Most other countries following a corporate oriented model will term this extremely ideal and difficult to achieve given the rising student population.
But doing this, aren’t we underestimating the ultimate potential of digital transformation to enhance human connections?
How do we exploit the Power of Tech?
Provide teachers with tools to help them tweak their lesson plans and daily schedule. These implements could help a teacher set up her activities as per the needs and the size of her class.
Speaking of tools, time scheduling and management apps have been doing the rounds lately and have proven to be quiet useful in rightfully dispensing class hours. Timetable app from edsys for instance has an automated function for timetable creation and mapping information to match each class with a suitable teacher.
Schools can employ this app to ensure a rightful distribution of students and allotment of teachers thus clearing the mess of prejudice that prevails in the current scenario.
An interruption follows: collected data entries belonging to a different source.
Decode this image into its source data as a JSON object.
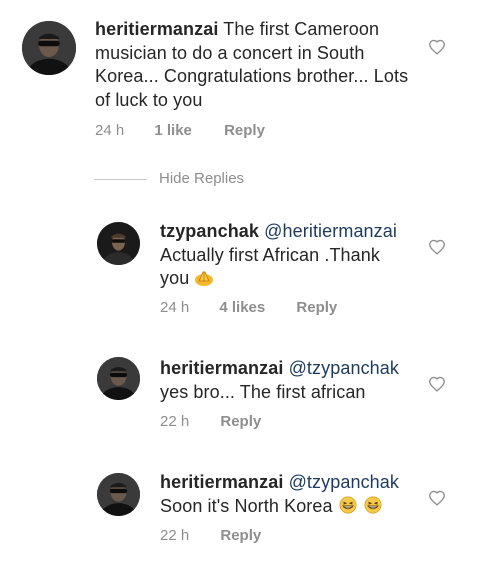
{
  "comments": [
    {
      "username": "heritiermanzai",
      "mention": "",
      "text": "The first Cameroon musician to do a concert in South Korea... Congratulations brother... Lots of luck to you",
      "time": "24 h",
      "likes": "1 like",
      "reply": "Reply",
      "avatar_icon": "profile-photo"
    },
    {
      "username": "tzypanchak",
      "mention": "@heritiermanzai",
      "text_line1": "Actually first African .Thank",
      "text_line2": "you",
      "text_emoji": "folded-hands-emoji",
      "time": "24 h",
      "likes": "4 likes",
      "reply": "Reply",
      "avatar_icon": "profile-photo"
    },
    {
      "username": "heritiermanzai",
      "mention": "@tzypanchak",
      "text": "yes bro... The first african",
      "time": "22 h",
      "reply": "Reply",
      "avatar_icon": "profile-photo"
    },
    {
      "username": "heritiermanzai",
      "mention": "@tzypanchak",
      "text": "Soon it's North Korea",
      "text_emoji": "grinning-squinting-face-emoji",
      "time": "22 h",
      "reply": "Reply",
      "avatar_icon": "profile-photo"
    }
  ],
  "hide_replies": "Hide Replies",
  "icons": {
    "like": "heart-outline-icon"
  },
  "colors": {
    "mention": "#1e3a5f",
    "meta": "#8e8e8e",
    "text": "#262626"
  }
}
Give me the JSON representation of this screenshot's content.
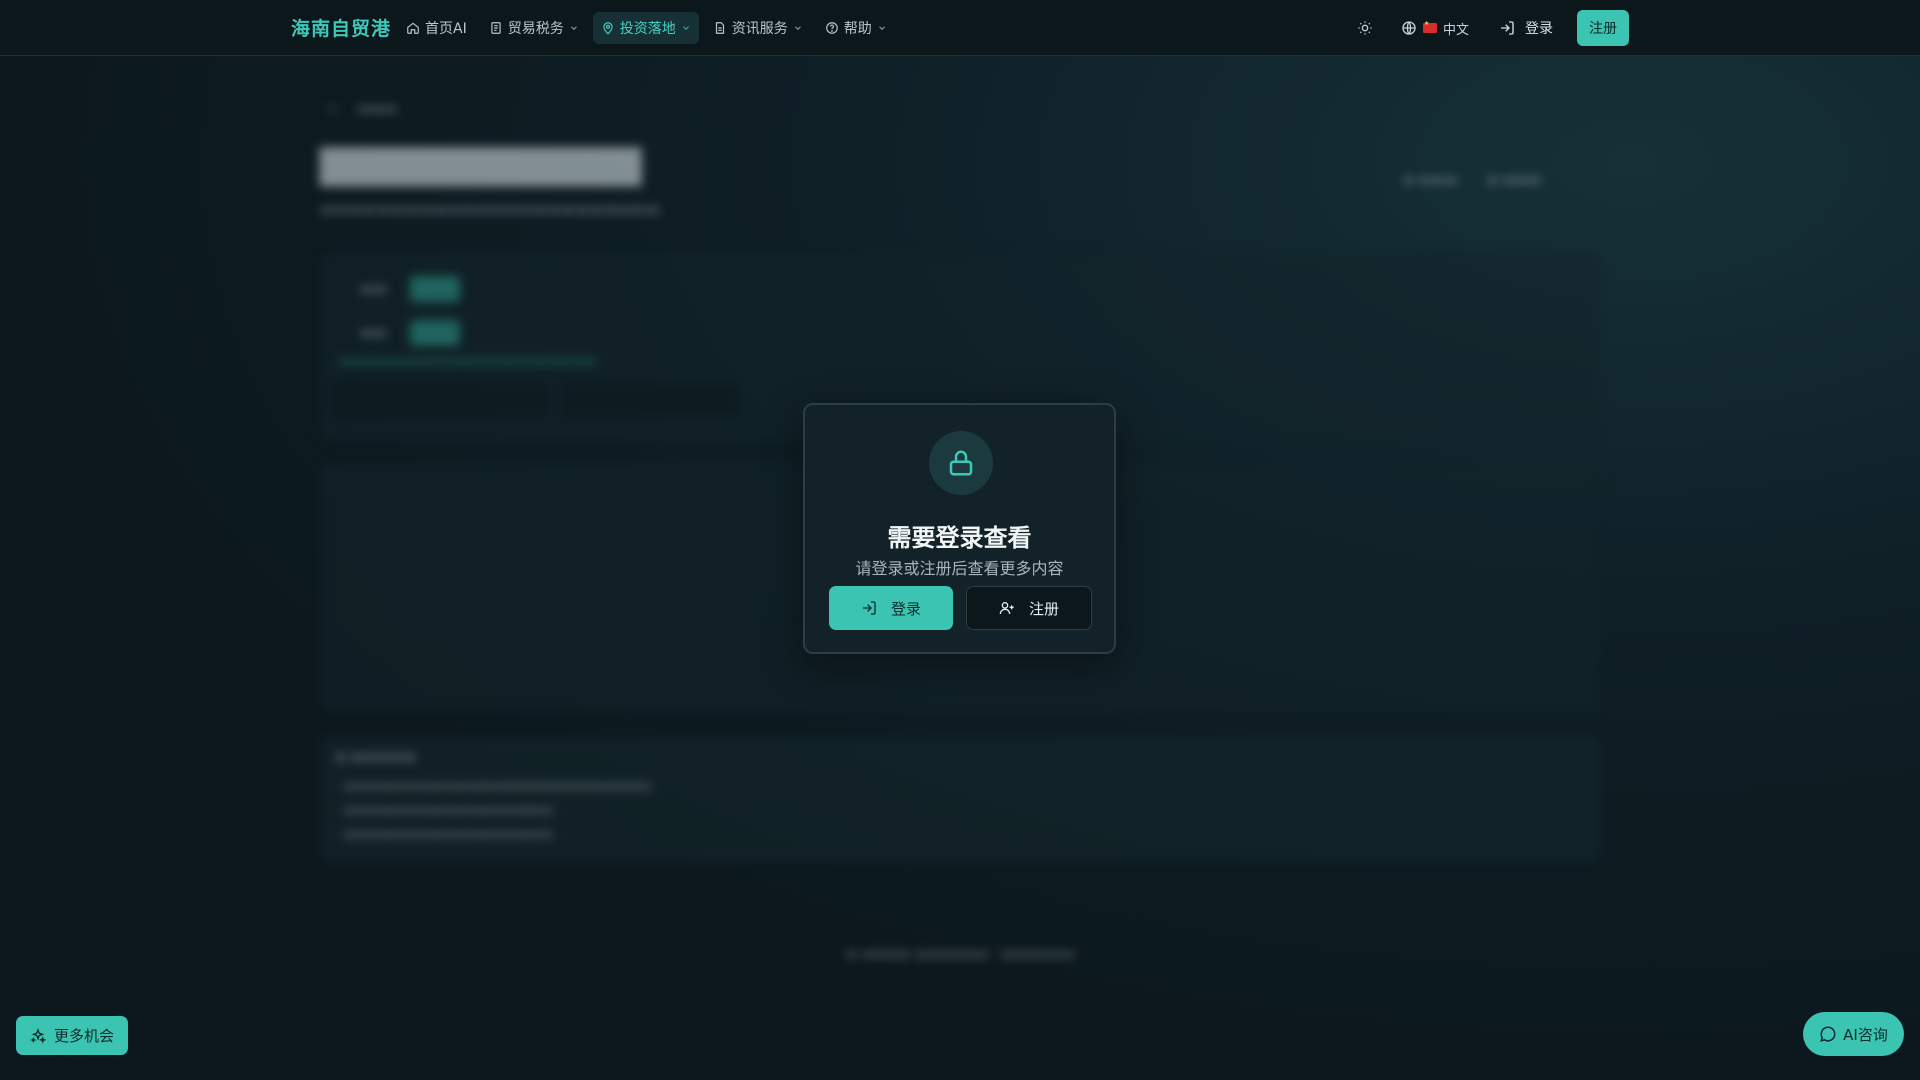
{
  "brand": "海南自贸港",
  "nav": {
    "items": [
      {
        "label": "首页AI",
        "icon": "home-icon"
      },
      {
        "label": "贸易税务",
        "icon": "receipt-icon"
      },
      {
        "label": "投资落地",
        "icon": "map-pin-icon"
      },
      {
        "label": "资讯服务",
        "icon": "document-icon"
      },
      {
        "label": "帮助",
        "icon": "help-circle-icon"
      }
    ],
    "active_index": 2,
    "language": "中文",
    "login": "登录",
    "register": "注册"
  },
  "modal": {
    "title": "需要登录查看",
    "subtitle": "请登录或注册后查看更多内容",
    "login": "登录",
    "register": "注册"
  },
  "floating": {
    "more": "更多机会",
    "ai": "AI咨询"
  },
  "colors": {
    "accent": "#3cc4b3",
    "background": "#0d1a20",
    "modal_bg": "#132228"
  }
}
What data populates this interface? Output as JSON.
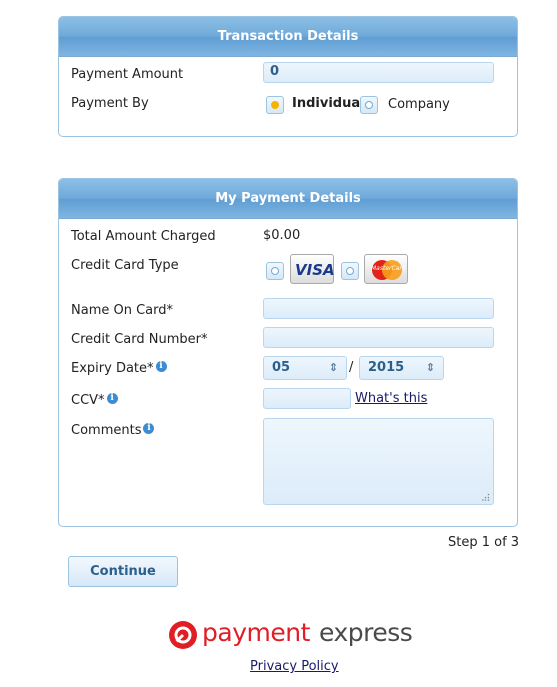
{
  "transaction": {
    "title": "Transaction Details",
    "amount_label": "Payment Amount",
    "amount_value": "0",
    "payment_by_label": "Payment By",
    "option_individual": "Individual",
    "option_company": "Company"
  },
  "payment": {
    "title": "My Payment Details",
    "total_label": "Total Amount Charged",
    "total_value": "$0.00",
    "card_type_label": "Credit Card Type",
    "visa_label": "VISA",
    "mastercard_label": "MasterCard",
    "name_label": "Name On Card*",
    "number_label": "Credit Card Number*",
    "expiry_label": "Expiry Date*",
    "expiry_month": "05",
    "expiry_separator": "/",
    "expiry_year": "2015",
    "ccv_label": "CCV*",
    "whats_this": "What's this",
    "comments_label": "Comments"
  },
  "step_text": "Step 1 of 3",
  "continue_label": "Continue",
  "brand": {
    "name_left": "payment",
    "name_right": "express",
    "accent_color": "#e01e25",
    "text_color": "#4a4a4a"
  },
  "privacy_link": "Privacy Policy"
}
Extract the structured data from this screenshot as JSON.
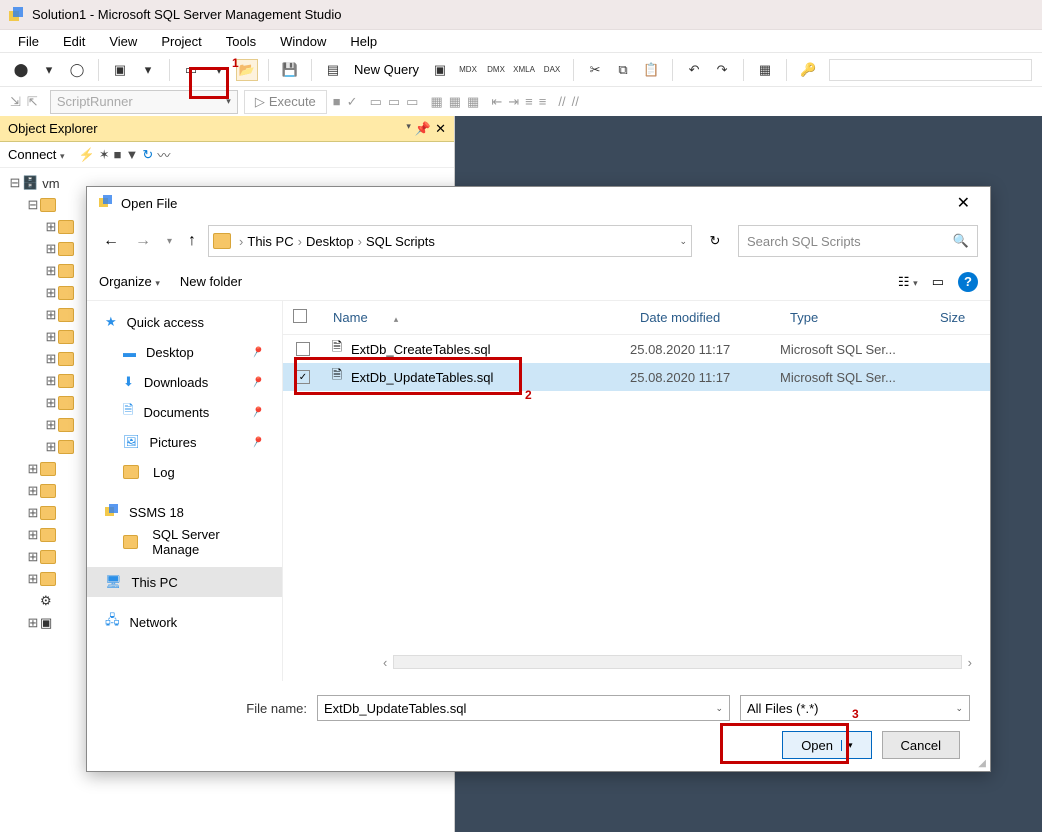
{
  "window": {
    "title": "Solution1 - Microsoft SQL Server Management Studio"
  },
  "menu": [
    "File",
    "Edit",
    "View",
    "Project",
    "Tools",
    "Window",
    "Help"
  ],
  "toolbar": {
    "newQuery": "New Query"
  },
  "toolbar2": {
    "scriptRunner": "ScriptRunner",
    "execute": "Execute"
  },
  "objectExplorer": {
    "title": "Object Explorer",
    "connect": "Connect",
    "root": "vm"
  },
  "dialog": {
    "title": "Open File",
    "breadcrumb": [
      "This PC",
      "Desktop",
      "SQL Scripts"
    ],
    "searchPlaceholder": "Search SQL Scripts",
    "organize": "Organize",
    "newFolder": "New folder",
    "columns": {
      "name": "Name",
      "date": "Date modified",
      "type": "Type",
      "size": "Size"
    },
    "sidebar": {
      "quickAccess": "Quick access",
      "desktop": "Desktop",
      "downloads": "Downloads",
      "documents": "Documents",
      "pictures": "Pictures",
      "log": "Log",
      "ssms": "SSMS 18",
      "sqlmgr": "SQL Server Manage",
      "thispc": "This PC",
      "network": "Network"
    },
    "files": [
      {
        "name": "ExtDb_CreateTables.sql",
        "date": "25.08.2020 11:17",
        "type": "Microsoft SQL Ser...",
        "selected": false,
        "checked": false
      },
      {
        "name": "ExtDb_UpdateTables.sql",
        "date": "25.08.2020 11:17",
        "type": "Microsoft SQL Ser...",
        "selected": true,
        "checked": true
      }
    ],
    "fileNameLabel": "File name:",
    "fileNameValue": "ExtDb_UpdateTables.sql",
    "fileTypeValue": "All Files (*.*)",
    "openBtn": "Open",
    "cancelBtn": "Cancel"
  },
  "annotations": {
    "a1": "1",
    "a2": "2",
    "a3": "3"
  }
}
This will help ensure that each teacher will not tend to more than 150 students for one academic year.
The above discussed points could just be a pebble in the sea of problems we are yet to discover, rising as a result of unhealthy student teacher connection.
It is a hard truth that the concept of Dunbar’s number is nowhere in the consensus of today’s institutional architects.
But at the same time, we cannot ignore how much it calls for a revaluation and enhancement in the present educational set up.